LT: But even more recently, negotiating with the Taliban for a pipeline through Afghanistan.
SR: Sure. But I don’t blame the Taliban for any of this. The Taliban is an extremist organization, but frankly speaking, the people of Afghanistan are worse off today than they were under the Taliban. And they’re going to be worse off in a year. Because the Taliban, extreme as they were, brought a sense of stability and order to their country. Women are not any better off today in Afghanistan. Not at all.

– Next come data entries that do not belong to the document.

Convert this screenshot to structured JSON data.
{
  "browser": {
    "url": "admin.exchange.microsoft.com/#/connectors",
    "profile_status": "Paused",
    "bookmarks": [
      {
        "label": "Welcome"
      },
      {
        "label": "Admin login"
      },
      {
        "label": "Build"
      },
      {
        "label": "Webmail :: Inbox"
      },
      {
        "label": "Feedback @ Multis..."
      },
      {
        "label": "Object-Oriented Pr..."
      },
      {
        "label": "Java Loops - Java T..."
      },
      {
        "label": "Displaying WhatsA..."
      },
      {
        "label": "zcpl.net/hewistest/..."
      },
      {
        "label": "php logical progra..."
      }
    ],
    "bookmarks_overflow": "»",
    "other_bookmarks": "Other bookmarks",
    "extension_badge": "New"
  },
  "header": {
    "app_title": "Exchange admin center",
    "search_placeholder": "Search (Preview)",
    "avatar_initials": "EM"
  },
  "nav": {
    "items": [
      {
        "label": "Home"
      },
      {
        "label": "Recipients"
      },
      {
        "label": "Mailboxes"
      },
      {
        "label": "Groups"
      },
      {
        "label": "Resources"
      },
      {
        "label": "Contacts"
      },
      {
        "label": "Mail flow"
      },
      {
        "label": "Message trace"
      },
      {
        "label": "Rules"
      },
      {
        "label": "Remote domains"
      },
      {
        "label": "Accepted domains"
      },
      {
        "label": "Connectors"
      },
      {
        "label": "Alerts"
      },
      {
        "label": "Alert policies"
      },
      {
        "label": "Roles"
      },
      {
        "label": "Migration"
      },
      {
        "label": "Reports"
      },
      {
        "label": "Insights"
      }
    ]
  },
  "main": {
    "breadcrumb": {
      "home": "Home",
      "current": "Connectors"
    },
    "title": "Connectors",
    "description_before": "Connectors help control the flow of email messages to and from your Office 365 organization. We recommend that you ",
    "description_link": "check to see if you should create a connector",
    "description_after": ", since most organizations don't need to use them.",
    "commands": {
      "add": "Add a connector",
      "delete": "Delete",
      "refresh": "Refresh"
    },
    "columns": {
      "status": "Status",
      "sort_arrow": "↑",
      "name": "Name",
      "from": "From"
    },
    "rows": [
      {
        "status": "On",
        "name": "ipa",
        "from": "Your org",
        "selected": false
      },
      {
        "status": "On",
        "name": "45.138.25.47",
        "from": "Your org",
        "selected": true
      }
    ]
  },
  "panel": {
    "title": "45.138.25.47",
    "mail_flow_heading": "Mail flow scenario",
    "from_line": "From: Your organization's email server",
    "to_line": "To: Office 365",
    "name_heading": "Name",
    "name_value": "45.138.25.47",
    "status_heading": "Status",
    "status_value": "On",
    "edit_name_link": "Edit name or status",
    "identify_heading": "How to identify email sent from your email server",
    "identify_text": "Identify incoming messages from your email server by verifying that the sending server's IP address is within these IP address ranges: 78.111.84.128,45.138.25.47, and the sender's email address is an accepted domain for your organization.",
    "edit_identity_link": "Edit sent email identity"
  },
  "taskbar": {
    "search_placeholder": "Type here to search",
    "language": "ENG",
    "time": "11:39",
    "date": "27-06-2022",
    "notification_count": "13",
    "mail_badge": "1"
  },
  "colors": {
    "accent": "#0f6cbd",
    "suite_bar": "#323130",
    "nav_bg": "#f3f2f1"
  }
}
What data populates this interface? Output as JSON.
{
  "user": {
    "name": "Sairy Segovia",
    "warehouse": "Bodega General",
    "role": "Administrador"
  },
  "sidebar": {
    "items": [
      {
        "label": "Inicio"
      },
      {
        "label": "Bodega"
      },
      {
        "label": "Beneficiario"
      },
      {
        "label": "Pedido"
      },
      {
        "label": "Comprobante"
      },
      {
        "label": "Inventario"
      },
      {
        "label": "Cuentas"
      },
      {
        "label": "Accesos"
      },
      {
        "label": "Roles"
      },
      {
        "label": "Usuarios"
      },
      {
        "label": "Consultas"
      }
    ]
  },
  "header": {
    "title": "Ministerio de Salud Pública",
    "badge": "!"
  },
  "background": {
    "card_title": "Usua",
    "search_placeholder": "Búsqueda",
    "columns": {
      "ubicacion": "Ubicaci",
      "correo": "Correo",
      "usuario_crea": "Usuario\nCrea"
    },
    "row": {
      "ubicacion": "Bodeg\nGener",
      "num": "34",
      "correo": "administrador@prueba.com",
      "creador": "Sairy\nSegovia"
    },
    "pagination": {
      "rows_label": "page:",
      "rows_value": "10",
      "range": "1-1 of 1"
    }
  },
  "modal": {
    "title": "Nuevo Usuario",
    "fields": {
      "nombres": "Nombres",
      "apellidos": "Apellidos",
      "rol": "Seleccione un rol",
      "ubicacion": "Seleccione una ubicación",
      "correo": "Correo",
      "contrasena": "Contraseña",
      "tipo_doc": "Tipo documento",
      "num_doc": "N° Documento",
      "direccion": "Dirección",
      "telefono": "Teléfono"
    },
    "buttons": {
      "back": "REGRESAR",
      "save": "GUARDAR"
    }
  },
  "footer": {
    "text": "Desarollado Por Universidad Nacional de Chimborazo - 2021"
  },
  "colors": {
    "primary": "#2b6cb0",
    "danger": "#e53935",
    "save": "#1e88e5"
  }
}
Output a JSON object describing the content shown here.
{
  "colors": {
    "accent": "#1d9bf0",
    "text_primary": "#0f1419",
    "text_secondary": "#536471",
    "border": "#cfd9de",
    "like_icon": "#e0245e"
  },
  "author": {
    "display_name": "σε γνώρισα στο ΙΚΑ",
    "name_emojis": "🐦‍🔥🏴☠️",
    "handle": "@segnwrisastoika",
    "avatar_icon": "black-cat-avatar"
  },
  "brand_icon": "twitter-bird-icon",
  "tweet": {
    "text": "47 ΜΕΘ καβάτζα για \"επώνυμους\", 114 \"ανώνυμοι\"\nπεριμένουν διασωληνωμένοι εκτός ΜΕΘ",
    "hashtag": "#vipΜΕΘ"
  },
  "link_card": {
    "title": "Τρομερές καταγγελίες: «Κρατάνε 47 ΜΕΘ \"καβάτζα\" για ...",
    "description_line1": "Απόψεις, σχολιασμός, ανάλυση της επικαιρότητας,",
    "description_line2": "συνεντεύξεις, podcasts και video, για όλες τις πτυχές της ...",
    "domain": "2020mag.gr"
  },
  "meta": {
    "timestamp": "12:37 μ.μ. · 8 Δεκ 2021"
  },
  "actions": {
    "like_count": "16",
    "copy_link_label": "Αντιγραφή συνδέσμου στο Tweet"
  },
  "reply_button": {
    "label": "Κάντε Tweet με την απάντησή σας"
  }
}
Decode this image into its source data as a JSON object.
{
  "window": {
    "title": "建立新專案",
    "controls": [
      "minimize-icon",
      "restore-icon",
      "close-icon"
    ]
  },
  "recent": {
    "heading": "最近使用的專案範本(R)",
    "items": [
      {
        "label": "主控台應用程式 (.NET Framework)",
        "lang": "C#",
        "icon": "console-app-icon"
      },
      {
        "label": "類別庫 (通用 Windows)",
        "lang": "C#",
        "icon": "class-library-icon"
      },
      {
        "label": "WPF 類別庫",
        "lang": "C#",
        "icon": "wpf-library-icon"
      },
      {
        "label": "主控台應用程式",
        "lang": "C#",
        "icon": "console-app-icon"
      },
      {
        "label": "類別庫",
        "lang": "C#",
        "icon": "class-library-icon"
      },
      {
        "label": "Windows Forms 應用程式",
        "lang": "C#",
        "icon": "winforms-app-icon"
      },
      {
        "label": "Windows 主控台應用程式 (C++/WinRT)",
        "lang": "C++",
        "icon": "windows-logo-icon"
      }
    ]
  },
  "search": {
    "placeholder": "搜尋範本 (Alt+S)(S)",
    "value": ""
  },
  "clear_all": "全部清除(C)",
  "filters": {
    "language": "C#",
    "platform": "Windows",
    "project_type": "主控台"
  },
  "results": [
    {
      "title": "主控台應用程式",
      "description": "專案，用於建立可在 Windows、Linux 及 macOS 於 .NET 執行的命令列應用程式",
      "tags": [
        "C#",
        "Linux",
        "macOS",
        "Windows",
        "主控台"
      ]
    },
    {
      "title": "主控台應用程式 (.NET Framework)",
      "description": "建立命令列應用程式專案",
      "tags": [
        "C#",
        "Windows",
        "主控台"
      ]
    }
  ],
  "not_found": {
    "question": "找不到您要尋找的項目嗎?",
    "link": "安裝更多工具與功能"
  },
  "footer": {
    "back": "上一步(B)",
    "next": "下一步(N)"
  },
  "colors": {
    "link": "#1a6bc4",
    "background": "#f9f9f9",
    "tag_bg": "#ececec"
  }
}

And it’s going to get even worse because it is going to break down into disorder, chaos, civil war. Hamid Karzai is not going to last very much longer. Already you see that nobody wants to expand the peacekeeping force outside of Kabul, which means that the countryside in Afghanistan is doomed to chaos. American troops just spent 16 days hunting down a guerrilla force. We claimed to kill thousands. We find 25. They all got away. We’re leaving that territory; they’re going to come back.
If this doesn’t sound like Vietnam, I don’t know what it sounds like. We haven’t done the people of Afghanistan any favors by going in there the way that we have. The Taliban was never the problem. And I would say the Taliban was actually the solution. That if we had engaged in diplomatic interaction with the Taliban we would have recognized the fact that there was a moderate wing in the Taliban. A moderate wing that viewed Osama bin Laden as the seed of their eventual demise and they would have cooperated with us to get rid of him.

As it is right now, we forced them together. The Taliban and al-Qaeda now are fighting for their lives. We don’t have Osama bin Laden. And we certainly haven’t defeated al-Qaeda and the Taliban. Not in Afghanistan. Not anywhere in the world.

What I see is that the art of diplomacy is something that America has lost. We’ve lost the ability to diplomatically interact with nations. As a result, if we don’t get our way, we tend to go to covert action or outright military action. There is a time and place to fight. There is a time and place to carry out covert action. But these should be tools that are put on the shelf. The first tool, especially for civilized people, should be the tool of diplomacy. The art of discussing, talking, listening, listening,

listening, I’m going to emphasize that one more time, listening. We don’t listen to anybody. We preach, preach, preach. And the second they raise up their point of view we say, “Shut up. You’re either with us or with the terrorists.” We’ve lost the ability to listen to people, to comprehend that they have legitimate concerns driven by the reality of their lives. The region they live in. We don’t care anymore it seems.